After the recent Anderson Unified School District vs. Shasta Secondary Home School ruling which affects nonclassroom-based charter schools ... (OFY) will close the seven centers authorized by (VVUHSD) but operated outside (its) boundaries, on July 1st, 2017,” OFY spokesperson Kimberly Brown said in an email to the Daily Press. “The seven sites are located in Chino, Fontana, Hesperia, Rancho Cucamonga, Upland, and Victorville. OFY is in the process of transferring dozens of staff members and several students to the three remaining Victorville school sites for the 2017-2018 school year.”

We are heartbroken to lose students and staff as a result of the Shasta ruling,” OFY Founder John Hall said.

After California became the second state in the country to pass a charter school law in 1992, OFY became the first sanctioned charter school in the state under VVUHSD, according to the school’s website. OFY’s program, founded in 1987, targets “at-risk and underserved students.”

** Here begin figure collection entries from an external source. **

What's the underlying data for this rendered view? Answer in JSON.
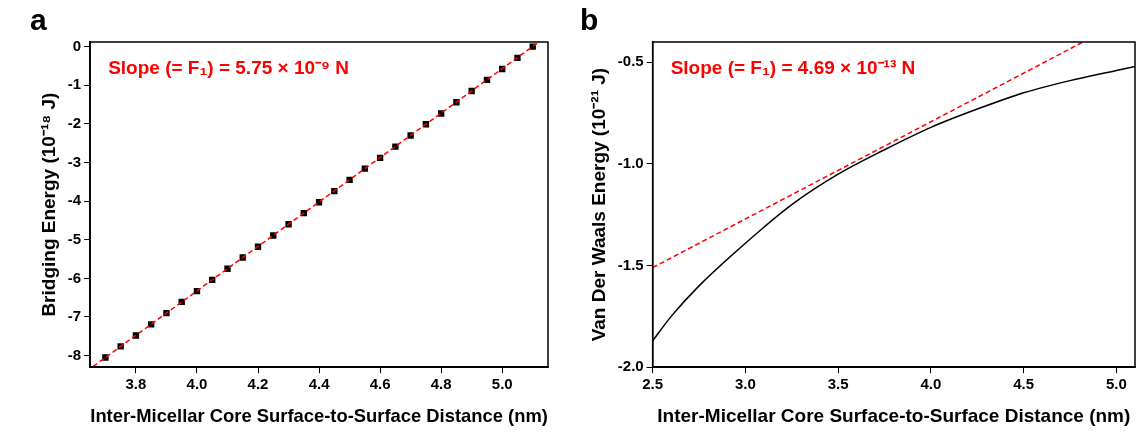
{
  "chart_data": [
    {
      "type": "scatter",
      "title": "a",
      "xlabel": "Inter-Micellar Core Surface-to-Surface Distance (nm)",
      "ylabel": "Bridging Energy (10⁻¹⁸ J)",
      "annotations": [
        "Slope (= F₁) = 5.75 × 10⁻⁹ N"
      ],
      "xlim": [
        3.65,
        5.15
      ],
      "ylim": [
        -8.3,
        0.12
      ],
      "xticks": [
        3.8,
        {
          "value": 4.0,
          "label": "4.0"
        },
        4.2,
        4.4,
        4.6,
        4.8,
        {
          "value": 5.0,
          "label": "5.0"
        }
      ],
      "yticks": [
        -8,
        -7,
        -6,
        -5,
        -4,
        -3,
        -2,
        -1,
        0
      ],
      "grid": false,
      "legend": false,
      "marker": "square",
      "series": [
        {
          "type": "line",
          "color": "#ff0000",
          "line_style": "dashed",
          "marker": "none",
          "x": [
            3.66,
            5.12
          ],
          "values": [
            -8.28,
            0.12
          ]
        },
        {
          "color": "#000000",
          "x": [
            3.7,
            3.75,
            3.8,
            3.85,
            3.9,
            3.95,
            4.0,
            4.05,
            4.1,
            4.15,
            4.2,
            4.25,
            4.3,
            4.35,
            4.4,
            4.45,
            4.5,
            4.55,
            4.6,
            4.65,
            4.7,
            4.75,
            4.8,
            4.85,
            4.9,
            4.95,
            5.0,
            5.05,
            5.1
          ],
          "values": [
            -8.05,
            -7.76,
            -7.48,
            -7.19,
            -6.9,
            -6.61,
            -6.33,
            -6.04,
            -5.75,
            -5.46,
            -5.18,
            -4.89,
            -4.6,
            -4.31,
            -4.03,
            -3.74,
            -3.45,
            -3.16,
            -2.88,
            -2.59,
            -2.3,
            -2.01,
            -1.73,
            -1.44,
            -1.15,
            -0.86,
            -0.58,
            -0.29,
            0
          ]
        }
      ]
    },
    {
      "type": "line",
      "title": "b",
      "xlabel": "Inter-Micellar Core Surface-to-Surface Distance (nm)",
      "ylabel": "Van Der Waals Energy (10⁻²¹ J)",
      "annotations": [
        "Slope (= F₁) = 4.69 × 10⁻¹³ N"
      ],
      "xlim": [
        2.5,
        5.1
      ],
      "ylim": [
        -2.0,
        -0.4
      ],
      "xticks": [
        {
          "value": 2.5,
          "label": "2.5"
        },
        {
          "value": 3.0,
          "label": "3.0"
        },
        {
          "value": 3.5,
          "label": "3.5"
        },
        {
          "value": 4.0,
          "label": "4.0"
        },
        {
          "value": 4.5,
          "label": "4.5"
        },
        {
          "value": 5.0,
          "label": "5.0"
        }
      ],
      "yticks": [
        {
          "value": -2.0,
          "label": "-2.0"
        },
        {
          "value": -1.5,
          "label": "-1.5"
        },
        {
          "value": -1.0,
          "label": "-1.0"
        },
        {
          "value": -0.5,
          "label": "-0.5"
        }
      ],
      "grid": false,
      "legend": false,
      "marker": "none",
      "series": [
        {
          "color": "#ff0000",
          "line_style": "dashed",
          "x": [
            2.5,
            4.82
          ],
          "values": [
            -1.51,
            -0.4
          ]
        },
        {
          "color": "#000000",
          "line_style": "solid",
          "x": [
            2.5,
            2.6,
            2.75,
            3.0,
            3.25,
            3.5,
            3.75,
            4.0,
            4.25,
            4.5,
            4.75,
            5.0,
            5.1
          ],
          "values": [
            -1.87,
            -1.75,
            -1.6,
            -1.39,
            -1.2,
            -1.05,
            -0.93,
            -0.82,
            -0.73,
            -0.65,
            -0.59,
            -0.54,
            -0.52
          ]
        }
      ]
    }
  ]
}
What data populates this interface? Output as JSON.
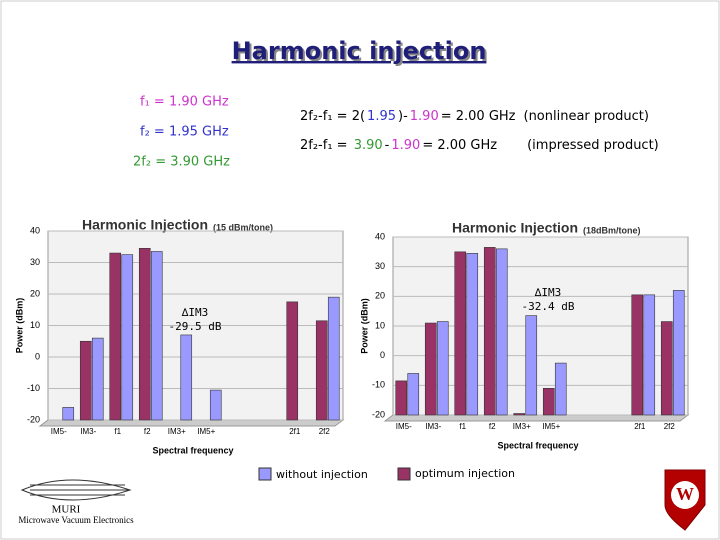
{
  "slide": {
    "title": "Harmonic injection",
    "params": [
      {
        "text": "f₁ = 1.90 GHz",
        "color": "#cc33cc"
      },
      {
        "text": "f₂ = 1.95 GHz",
        "color": "#3333cc"
      },
      {
        "text": "2f₂ = 3.90 GHz",
        "color": "#339933"
      }
    ],
    "equations": [
      [
        {
          "text": "2f₂-f₁ = 2(",
          "color": "#000000"
        },
        {
          "text": "1.95",
          "color": "#3333cc"
        },
        {
          "text": ")-",
          "color": "#000000"
        },
        {
          "text": "1.90",
          "color": "#cc33cc"
        },
        {
          "text": "= 2.00 GHz",
          "color": "#000000"
        },
        {
          "text": "(nonlinear product)",
          "color": "#000000"
        }
      ],
      [
        {
          "text": "2f₂-f₁ = ",
          "color": "#000000"
        },
        {
          "text": "3.90",
          "color": "#339933"
        },
        {
          "text": "-",
          "color": "#000000"
        },
        {
          "text": "1.90",
          "color": "#cc33cc"
        },
        {
          "text": "= 2.00 GHz",
          "color": "#000000"
        },
        {
          "text": "(impressed product)",
          "color": "#000000"
        }
      ]
    ],
    "logo_left": [
      "MURI",
      "Microwave Vacuum Electronics"
    ],
    "logo_right": "W"
  },
  "chart_data": [
    {
      "type": "bar",
      "title": "Harmonic Injection",
      "subtitle": "(15 dBm/tone)",
      "x_label": "Spectral frequency",
      "y_label": "Power (dBm)",
      "categories": [
        "IM5-",
        "IM3-",
        "f1",
        "f2",
        "IM3+",
        "IM5+",
        null,
        null,
        "2f1",
        "2f2"
      ],
      "series": [
        {
          "name": "optimum injection",
          "color": "#993366",
          "values": [
            -20,
            5,
            33,
            34.5,
            -20,
            -20,
            null,
            null,
            17.5,
            11.5
          ]
        },
        {
          "name": "without injection",
          "color": "#9999ff",
          "values": [
            -16,
            6,
            32.5,
            33.5,
            7,
            -10.5,
            null,
            null,
            -20,
            19
          ]
        }
      ],
      "ylim": [
        -20,
        40
      ],
      "yticks": [
        -20,
        -10,
        0,
        10,
        20,
        30,
        40
      ],
      "annotations": [
        "∆IM3",
        "-29.5 dB"
      ]
    },
    {
      "type": "bar",
      "title": "Harmonic Injection",
      "subtitle": "(18dBm/tone)",
      "x_label": "Spectral frequency",
      "y_label": "Power (dBm)",
      "categories": [
        "IM5-",
        "IM3-",
        "f1",
        "f2",
        "IM3+",
        "IM5+",
        null,
        null,
        "2f1",
        "2f2"
      ],
      "series": [
        {
          "name": "optimum injection",
          "color": "#993366",
          "values": [
            -8.5,
            11,
            35,
            36.5,
            -19.5,
            -11,
            null,
            null,
            20.5,
            11.5
          ]
        },
        {
          "name": "without injection",
          "color": "#9999ff",
          "values": [
            -6,
            11.5,
            34.5,
            36,
            13.5,
            -2.5,
            null,
            null,
            20.5,
            22
          ]
        }
      ],
      "ylim": [
        -20,
        40
      ],
      "yticks": [
        -20,
        -10,
        0,
        10,
        20,
        30,
        40
      ],
      "annotations": [
        "∆IM3",
        "-32.4 dB"
      ]
    }
  ]
}
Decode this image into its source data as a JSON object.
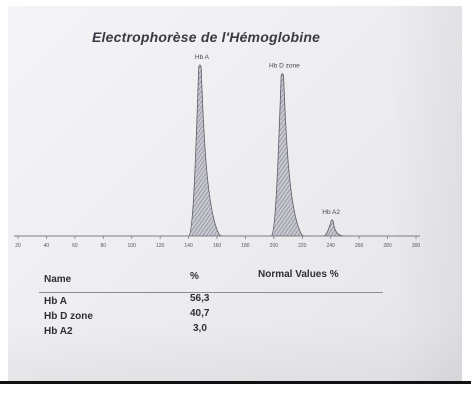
{
  "chart_data": {
    "type": "area",
    "title": "Electrophorèse de l'Hémoglobine",
    "x_ticks": [
      "20",
      "40",
      "60",
      "80",
      "100",
      "120",
      "140",
      "160",
      "180",
      "200",
      "220",
      "240",
      "260",
      "280",
      "300"
    ],
    "xlim": [
      20,
      300
    ],
    "grid": false,
    "series": [
      {
        "name": "Hb A",
        "peak_x": 148,
        "relative_height": 1.0
      },
      {
        "name": "Hb D zone",
        "peak_x": 206,
        "relative_height": 0.95
      },
      {
        "name": "Hb A2",
        "peak_x": 241,
        "relative_height": 0.1
      }
    ],
    "peak_fill": "#9a9aa4",
    "peak_stroke": "#5c5c68"
  },
  "table": {
    "headers": {
      "name": "Name",
      "percent": "%",
      "normal": "Normal Values %"
    },
    "rows": [
      {
        "name": "Hb A",
        "percent": "56,3"
      },
      {
        "name": "Hb D zone",
        "percent": "40,7"
      },
      {
        "name": "Hb A2",
        "percent": "3,0"
      }
    ]
  }
}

Last year, the school narrowly avoided having its charter revoked by VVUHSD, after the district’s resolution to deny ended in a decision to “auto-renew” the agreement. In that resolution last May, the district criticized OFY for having a graduation rate one-third that of the state target and a dropout rate more than double the state average. However, those figures don’t include students who have transferred out of OFY to continue their education elsewhere or those who continue at OFY but do not graduate within the expected four-year timeframe.

In a statement sent to the Daily Press on June 9, OFY graduate Courtney Baldwin, who said she had heard the school sites may close, asserted that without OFY, “there is going to be an increase in high school dropouts.”

Baldwin noted that many students come to OFY for reasons like becoming pregnant, struggling with their health, or like her, falling behind on credits in high school.

If it wasn’t for Options I wouldn’t have been able to graduate and honestly, I don’t know if I’d still be alive,” Baldwin said, noting that after being bullied in public school, she developed depression and anorexia. “The teachers and staff (at OFY) were so welcoming and helped me to believe in myself like I never had before ... Options For Youth saved my life and I know they have saved thousands more.”

Hall noted that many of the school’s students “struggled to find success in traditional learning environments” before attending OFY.

To them we were a beacon of hope and an essential support system. To us, they were the reason we became educators,” Hall said. “For 30 years OFY has believed in students even when they didn’t believe in themselves. It is our hope that these centers will one day be able to serve students again.”

The Anderson vs. Shasta ruling affects approximately 250 charter schools across the state, according to the California Charter Schools Association (CCSA), with limited options for those out of compliance.

Closing centers as OFY results in the displacement of students and staff alike, but school officials did not respond as to how many when asked by the Daily Press on Friday.

Avenues of recourse for affected charters include asking the centers’ resident school districts to grant separate charters, which OFY was denied by numerous districts, according to school officials. A remaining option is to appeal to the State Board of Education or a county board, as Excelsior Charter Schools — another school authorized by VVUHSD — successfully did last month.

Lastly, while not a final resolution, charters can seek a waiver from their authorizing district to be considered by the state board, which would allow them a grace period to phase out operations.

During its meeting on May 11, the state board accepted requests for waivers by 21 local educational agencies, including Helendale and Oro Grande elementary school districts, which also both authorize nonclassroom-based charters.

Although Options for Youth officials first told the Daily Press they had requested and were refused a waiver by VVUHSD, they later stated that upon investigation, they discovered “an employee who is no longer with the company” withdrew OFY’s waiver request from the district’s agenda.